Outro ponto interessante na expansão do setor é que, apesar do estudo apontar que a área ocupa o segundo lugar entre os negócios de entretenimento no mundo, atrás somente da TV, há tempos o mercado deixou de investir apenas no lazer. É o que explica a professora da Universidade Federal do Ceará (UFC) de Quixadá, Paulyne Matthews Jucá. Para a também coordenadora do grupo de pesquisa em jogos Marmota Factory, que desenvolve jogos para apoiar o ensino de física nos colégios, os games podem conversar com todas as áreas.
“Os games podem ser usados para apoiar o ensino, auxiliar práticas através de simulação, apoiar a fisioterapia, incentivar a prática de esportes, conscientizar sobre a coleta seletiva de lixo, sobre a prevenção da dengue, sobre riscos de acidentes, sobre pessoas neurodivergentes ou promover cultura, ajudam a tornar a visita em museus mais interessante e imersiva, por exemplo. As possibilidades são infinitas”, garante.
De acordo com a professora, o desenvolvimento de jogos é uma área multidisciplinar e representa um setor produtivo que está se desenvolvendo no Ceará, com uma cadeia cheia de oportunidades e de grande valor para o Estado. Entre as diferentes maneiras de atuar no desenvolvimento de jogos, ela destaca posições como game designer, programa dor, artista, animador, design de som e efeitos sonoros e produtor. Além disso, é possível com por empresas já estabelecidas ou empreender, capacitar pessoas nessas habilidades ou fornecer materiais e ferramentas de apoio ao desenvolvimento, entre outros ofícios no mercado.
A experiência do Fábrica de Programadores
Nesse sentido, a Fábrica de Programadores tem o objetivo de ensinar noções de programação para crianças e adolescentes através da criação de jogos. Uma das conteudistas do curso, Paulyne acredita que a capacitação mostra diferentes possibilidades de crescimento na área, desmistificando a ideia de que programação é algo excessivamente difícil e monótono.
“A programação é uma habilidade que precisa ser aprendida por todos nós, mesmo que de maneira básica. As habilidades exercidas na oficina podem ser usadas para qualquer área de programação, pois iniciam o caminho de formação de pessoas da área de computação, que depois podem trabalhar em diversos setores de desenvolvimento de software”, aponta.
Foi seguindo essa lógica de incrementar o currículo que Maria Luiza Severino, estudante de Biologia, decidiu participar da oficina. Mesmo antes de entrar no mercado de trabalho, a jovem já aplica na faculdade o conhecimento adquirido, seja na produção de gráficos e estatísticas nas disciplinas ou até desenvolvendo um quiz para uma cadeira da qual Maria foi monitora.
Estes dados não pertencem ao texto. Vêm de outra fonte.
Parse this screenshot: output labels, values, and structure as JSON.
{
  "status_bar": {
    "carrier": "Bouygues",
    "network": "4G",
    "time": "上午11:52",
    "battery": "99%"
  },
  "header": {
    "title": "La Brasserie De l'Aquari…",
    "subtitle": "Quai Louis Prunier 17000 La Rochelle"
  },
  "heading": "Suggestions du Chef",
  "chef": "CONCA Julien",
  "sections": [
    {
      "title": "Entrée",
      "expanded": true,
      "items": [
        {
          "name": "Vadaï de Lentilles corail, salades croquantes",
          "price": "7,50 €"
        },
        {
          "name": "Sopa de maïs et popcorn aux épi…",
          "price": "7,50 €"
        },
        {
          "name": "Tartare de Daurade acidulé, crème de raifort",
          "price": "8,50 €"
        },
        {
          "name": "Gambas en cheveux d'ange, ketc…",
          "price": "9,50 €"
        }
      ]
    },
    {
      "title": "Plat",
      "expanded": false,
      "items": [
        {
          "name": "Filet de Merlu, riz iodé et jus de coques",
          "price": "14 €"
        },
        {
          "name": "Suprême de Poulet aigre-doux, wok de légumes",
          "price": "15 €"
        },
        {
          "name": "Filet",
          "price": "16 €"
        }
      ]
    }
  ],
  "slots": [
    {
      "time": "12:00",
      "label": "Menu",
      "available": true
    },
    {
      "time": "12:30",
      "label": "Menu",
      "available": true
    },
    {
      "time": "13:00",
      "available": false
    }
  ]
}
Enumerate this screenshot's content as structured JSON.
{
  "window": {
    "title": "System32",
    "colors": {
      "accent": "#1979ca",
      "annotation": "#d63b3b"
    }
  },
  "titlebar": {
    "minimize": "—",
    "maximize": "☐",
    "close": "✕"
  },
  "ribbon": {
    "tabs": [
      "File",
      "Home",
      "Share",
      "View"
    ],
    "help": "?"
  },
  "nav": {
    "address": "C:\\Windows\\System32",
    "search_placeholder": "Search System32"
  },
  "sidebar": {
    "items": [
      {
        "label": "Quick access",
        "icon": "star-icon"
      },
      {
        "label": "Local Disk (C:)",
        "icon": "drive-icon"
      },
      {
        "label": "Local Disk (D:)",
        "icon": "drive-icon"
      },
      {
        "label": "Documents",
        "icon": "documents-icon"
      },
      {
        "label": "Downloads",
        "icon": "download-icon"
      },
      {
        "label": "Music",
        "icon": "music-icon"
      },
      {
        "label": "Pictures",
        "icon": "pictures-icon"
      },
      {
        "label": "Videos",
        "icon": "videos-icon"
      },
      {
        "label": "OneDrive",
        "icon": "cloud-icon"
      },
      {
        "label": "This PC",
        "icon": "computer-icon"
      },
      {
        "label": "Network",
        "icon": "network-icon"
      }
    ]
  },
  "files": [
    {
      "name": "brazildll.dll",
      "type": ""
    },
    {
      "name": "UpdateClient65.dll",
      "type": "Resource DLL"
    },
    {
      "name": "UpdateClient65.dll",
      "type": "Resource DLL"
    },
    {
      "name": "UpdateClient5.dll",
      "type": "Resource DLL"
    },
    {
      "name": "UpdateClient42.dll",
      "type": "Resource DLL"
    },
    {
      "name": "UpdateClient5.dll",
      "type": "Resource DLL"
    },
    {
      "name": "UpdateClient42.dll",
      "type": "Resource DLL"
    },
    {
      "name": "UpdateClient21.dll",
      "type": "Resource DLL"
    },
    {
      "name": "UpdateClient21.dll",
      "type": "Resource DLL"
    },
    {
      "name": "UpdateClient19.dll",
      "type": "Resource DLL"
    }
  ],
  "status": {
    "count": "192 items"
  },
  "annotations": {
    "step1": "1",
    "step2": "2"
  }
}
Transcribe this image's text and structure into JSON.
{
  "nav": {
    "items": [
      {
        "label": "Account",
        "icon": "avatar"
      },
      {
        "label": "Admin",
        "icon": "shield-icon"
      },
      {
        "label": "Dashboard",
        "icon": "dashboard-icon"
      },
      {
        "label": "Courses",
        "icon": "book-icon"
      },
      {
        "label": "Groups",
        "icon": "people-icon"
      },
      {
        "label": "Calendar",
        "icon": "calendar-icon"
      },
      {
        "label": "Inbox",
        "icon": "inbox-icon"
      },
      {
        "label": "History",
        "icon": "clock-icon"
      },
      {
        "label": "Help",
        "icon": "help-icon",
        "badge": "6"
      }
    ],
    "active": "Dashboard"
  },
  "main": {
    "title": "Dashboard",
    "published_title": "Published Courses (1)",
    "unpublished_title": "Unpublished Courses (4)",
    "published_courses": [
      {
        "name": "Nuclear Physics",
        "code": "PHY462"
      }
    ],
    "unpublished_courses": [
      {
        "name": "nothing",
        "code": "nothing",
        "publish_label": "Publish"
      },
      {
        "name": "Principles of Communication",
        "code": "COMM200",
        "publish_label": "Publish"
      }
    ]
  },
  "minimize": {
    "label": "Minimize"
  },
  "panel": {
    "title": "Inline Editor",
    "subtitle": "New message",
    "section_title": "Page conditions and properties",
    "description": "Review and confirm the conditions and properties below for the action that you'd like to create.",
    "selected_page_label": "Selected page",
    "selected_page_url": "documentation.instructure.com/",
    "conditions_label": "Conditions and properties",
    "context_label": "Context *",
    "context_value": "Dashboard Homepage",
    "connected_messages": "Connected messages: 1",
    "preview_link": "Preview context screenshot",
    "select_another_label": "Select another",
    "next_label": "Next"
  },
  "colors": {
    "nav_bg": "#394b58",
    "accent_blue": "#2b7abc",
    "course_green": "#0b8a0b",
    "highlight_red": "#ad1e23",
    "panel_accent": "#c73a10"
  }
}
“Você aprende várias coisas, desde edição de vídeo até manipulação de eventos, cálculo de variáveis, linguagem de programação. O curso trouxe muita motivação e engajamento, porque os jogos são muito interativos, divertidos e didáticos. É muito importante trazer isso para o aprendizado, principalmente para crianças e adolescentes”, aponta.
Apaixonada por design, para Antônia Yorrana Pedrosa, 17, o Fábrica foi uma chance de utilizar a criatividade e viver uma nova experiência, agregando cada vez mais conhecimento. Atualmente no terceiro ano do ensino médio, a jovem acredita estar bem fundamentada para se destacar no mercado de trabalho na área de design e inovação.
“O curso foi ótimo e fácil de fazer. Eu me senti muito acolhida. Gostei e aprendi bastante sobre protótipos, como criar o jogo desde de início. No começo eu estava com medo de não conseguir entender, mas as videoaulas foram muito práticas”, descreve.
Além disso, Yorrana defende que trabalhar a criatividade e colocar em prática novas ideias traz benefícios para qualquer profissão. “Toda empresa tem que ter inovação”, ressalta.